Come noto, il Legislatore ha previsto una specifica agevolazione, sotto forma di credito d’imposta, a favore delle imprese /lavoratori autonomi per gli “investimenti pubblicitari” (incrementali) effettuati su quotidiani / periodici, anche “on line”, televisione e radio. 
Nell’ambito delle FAQ disponibili sul sito Internet del Dipartimento per l’Informazione e l’Editoria è stato chiarito che, in assenza di investimenti pubblicitari nell’anno precedente, non è possibile accedere al bonus in esame. 
Recentemente l’Agenzia delle Entrate ribadisce tale conclusione con riferimento ad una società di nuova costituzione. 
Il caso esaminato dall’Agenzia delle Entrate nella Risposta 18.10.2018, n. 38 riguarda una società, costituita il 16.12.2016, che ha sostenuto nel 2017 spese pubblicitarie agevolabili e che ritiene di poter accedere al bonus in esame considerando incrementativa l’intera spesa. 
L’Agenzia, negando tale possibilità, ha ribadito che il beneficio è riservato ai soggetti che hanno sostenuto investimenti pubblicitari incrementali almeno pari all’1% rispetto all’anno precedente sugli stessi mezzi di informazione. 
La mancanza di dati storici di confronto non permette di considerare incrementale l’intero investimento pubblicitario effettuato nel 2017. La stessa Agenzia rammenta che “come sostenuto anche dal Consiglio di Stato in sede consultiva con parere n. 01255/2018 emesso in data 11 maggio 2018, ciò che difetta nel caso in esame è proprio il presupposto dell’investimento «incrementale» posto ineludibilmente dalla norma primaria alla base della concessione del beneficio fiscale di cui si discute”. 

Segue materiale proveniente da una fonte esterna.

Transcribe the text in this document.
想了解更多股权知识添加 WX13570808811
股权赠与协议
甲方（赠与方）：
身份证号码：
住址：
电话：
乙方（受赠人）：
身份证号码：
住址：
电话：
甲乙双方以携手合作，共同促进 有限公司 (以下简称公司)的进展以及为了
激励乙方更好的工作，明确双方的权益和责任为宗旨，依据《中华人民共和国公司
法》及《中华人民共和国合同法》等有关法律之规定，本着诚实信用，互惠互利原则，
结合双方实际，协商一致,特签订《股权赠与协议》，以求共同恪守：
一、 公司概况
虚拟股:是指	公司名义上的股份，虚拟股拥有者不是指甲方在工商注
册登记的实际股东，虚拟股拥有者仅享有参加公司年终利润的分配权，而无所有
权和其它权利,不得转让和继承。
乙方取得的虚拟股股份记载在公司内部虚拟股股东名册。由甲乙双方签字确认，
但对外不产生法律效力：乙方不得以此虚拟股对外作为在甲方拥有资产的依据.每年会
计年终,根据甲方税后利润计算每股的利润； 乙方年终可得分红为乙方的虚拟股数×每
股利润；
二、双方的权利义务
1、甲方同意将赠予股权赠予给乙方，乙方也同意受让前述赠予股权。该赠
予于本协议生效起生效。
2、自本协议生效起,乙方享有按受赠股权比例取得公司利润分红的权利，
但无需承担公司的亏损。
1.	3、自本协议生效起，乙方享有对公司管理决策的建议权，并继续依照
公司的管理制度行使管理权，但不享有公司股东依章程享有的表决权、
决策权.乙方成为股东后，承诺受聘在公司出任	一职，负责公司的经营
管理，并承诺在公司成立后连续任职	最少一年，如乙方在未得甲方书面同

Va evidenziato che la società potrà beneficiare del bonus in esame per eventuali spese pubblicitarie sostenute nel 2018, a condizione di rispettare:

  • I requisiti di agevolabilità;
  • L’incrementalità dell’investimento rispetto al 2017 per almeno l’1%.

Sulla questione mi chiedo se parlando di rilancio dell’economia e incentivi ai giovani ed alle nuove iniziative questo bonus abbia tenuto in considerazione i presupposti che il governo Gentiloni aveva sostenuto e dichiarato per la finanziaria del 2018. 
Non di meno visto l’imminente scadenza per l’accesso al bonus (22.10.2018) si chiede se tutto abbia avuto l’intento di creare vantaggi ai soliti noti.